—Je te l'accorde; mais il est peu probable que Jupiter ait, jusqu'à présent, donné naissance à des êtres assez hardis pour faire ce que nous avons fait.
—D'abord, dit Séléna, Jupiter n'est pas habité.
—Ce n'est pas l'opinion de l'astronome autrichien Litrow, dit Fricoulet.
—Il croit à l'habitabilité de Jupiter? s'écria la jeune fille.
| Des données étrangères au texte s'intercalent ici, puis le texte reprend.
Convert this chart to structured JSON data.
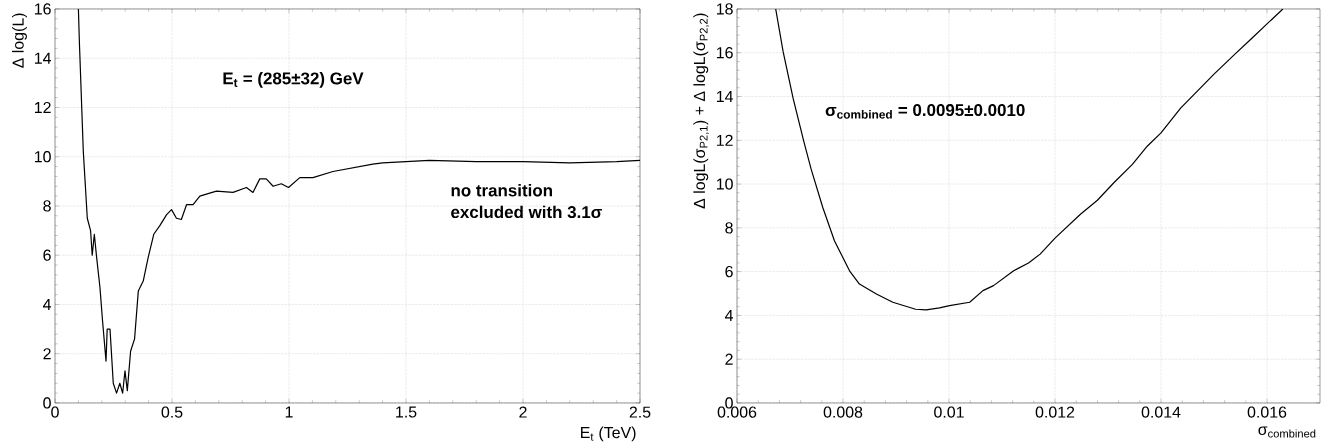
{
  "chart_data": [
    {
      "type": "line",
      "xlabel": "E$_{t}$ (TeV)",
      "ylabel": "Δ log(L)",
      "xlim": [
        0,
        2.5
      ],
      "ylim": [
        0,
        16
      ],
      "xticks": [
        0,
        0.5,
        1,
        1.5,
        2,
        2.5
      ],
      "yticks": [
        0,
        2,
        4,
        6,
        8,
        10,
        12,
        14,
        16
      ],
      "grid": true,
      "annotations": [
        "**E$_{t}$ = (285±32) GeV**",
        "**no transition**",
        "**excluded with 3.1σ**"
      ],
      "series": [
        {
          "color": "#000000",
          "x": [
            0.1,
            0.104,
            0.121,
            0.138,
            0.152,
            0.159,
            0.168,
            0.178,
            0.192,
            0.203,
            0.218,
            0.223,
            0.235,
            0.249,
            0.263,
            0.277,
            0.289,
            0.299,
            0.309,
            0.323,
            0.34,
            0.356,
            0.377,
            0.398,
            0.422,
            0.448,
            0.477,
            0.498,
            0.519,
            0.54,
            0.562,
            0.59,
            0.619,
            0.654,
            0.69,
            0.761,
            0.818,
            0.846,
            0.875,
            0.903,
            0.932,
            0.967,
            0.998,
            1.046,
            1.102,
            1.188,
            1.273,
            1.358,
            1.4,
            1.5,
            1.6,
            1.8,
            2.0,
            2.2,
            2.4,
            2.5
          ],
          "values": [
            16,
            14.7,
            10.2,
            7.5,
            7.0,
            6.0,
            6.85,
            5.9,
            4.7,
            3.35,
            1.7,
            3.0,
            3.0,
            0.8,
            0.4,
            0.8,
            0.4,
            1.3,
            0.5,
            2.1,
            2.6,
            4.55,
            4.95,
            5.9,
            6.85,
            7.2,
            7.65,
            7.85,
            7.5,
            7.45,
            8.05,
            8.05,
            8.4,
            8.5,
            8.6,
            8.55,
            8.75,
            8.55,
            9.1,
            9.1,
            8.8,
            8.9,
            8.75,
            9.15,
            9.15,
            9.4,
            9.55,
            9.7,
            9.75,
            9.8,
            9.85,
            9.8,
            9.8,
            9.75,
            9.8,
            9.85
          ]
        }
      ]
    },
    {
      "type": "line",
      "xlabel": "σ$_{combined}$",
      "ylabel": "Δ logL(σ$_{P2,1}$) + Δ logL(σ$_{P2,2}$)",
      "xlim": [
        0.006,
        0.017
      ],
      "ylim": [
        0,
        18
      ],
      "xticks": [
        0.006,
        0.008,
        0.01,
        0.012,
        0.014,
        0.016
      ],
      "yticks": [
        0,
        2,
        4,
        6,
        8,
        10,
        12,
        14,
        16,
        18
      ],
      "grid": true,
      "annotations": [
        "**σ$_{combined}$ = 0.0095±0.0010**"
      ],
      "series": [
        {
          "color": "#000000",
          "x": [
            0.00673,
            0.00687,
            0.00706,
            0.00726,
            0.0074,
            0.00762,
            0.00784,
            0.00813,
            0.00831,
            0.00863,
            0.00894,
            0.00937,
            0.00957,
            0.00982,
            0.01001,
            0.01039,
            0.01064,
            0.01084,
            0.01122,
            0.0115,
            0.01172,
            0.012,
            0.01248,
            0.0128,
            0.01311,
            0.01346,
            0.01374,
            0.014,
            0.01437,
            0.01469,
            0.015,
            0.01538,
            0.0157,
            0.01601,
            0.0163
          ],
          "values": [
            18,
            16.05,
            13.9,
            11.95,
            10.67,
            8.92,
            7.4,
            6.01,
            5.43,
            4.98,
            4.6,
            4.28,
            4.25,
            4.34,
            4.45,
            4.6,
            5.13,
            5.36,
            6.04,
            6.39,
            6.8,
            7.53,
            8.62,
            9.26,
            10.06,
            10.9,
            11.73,
            12.34,
            13.47,
            14.26,
            15.02,
            15.9,
            16.63,
            17.34,
            18
          ]
        }
      ]
    }
  ]
}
—Non seulement, il y croyait, mais il avait supputé quelles différences profondes devaient exister entre leur vie et la nôtre, par suite de la succession rapide des jours et des nuits. Selon lui, les Joviens devaient posséder une singulière élasticité d'esprit et de corps. «Combien peu de nous, dit-il, seraient satisfaits si les nuits ne duraient que cinq heures et si nous devions nous éveiller aussi rapidement. Les gourmets, surtout, doivent être fort embarrassés si, dans l'espace de cinq heures, ils sont obligés de prendre trois à quatre repas. Et nos femmes, donc, combien n'auraient-elles pas à se plaindre de ces nuits si courtes, et des bals plus courts encore! elles qui demandent, pour les préparatifs de leur toilette, presque le double d'une nuit de Jupiter! Mais, par contre, les astronomes officiels des observatoires de ce monde doivent être enchantés—si même l'atmosphère jovienne leur permet de travailler;—ils ne doivent jamais être fatigués!»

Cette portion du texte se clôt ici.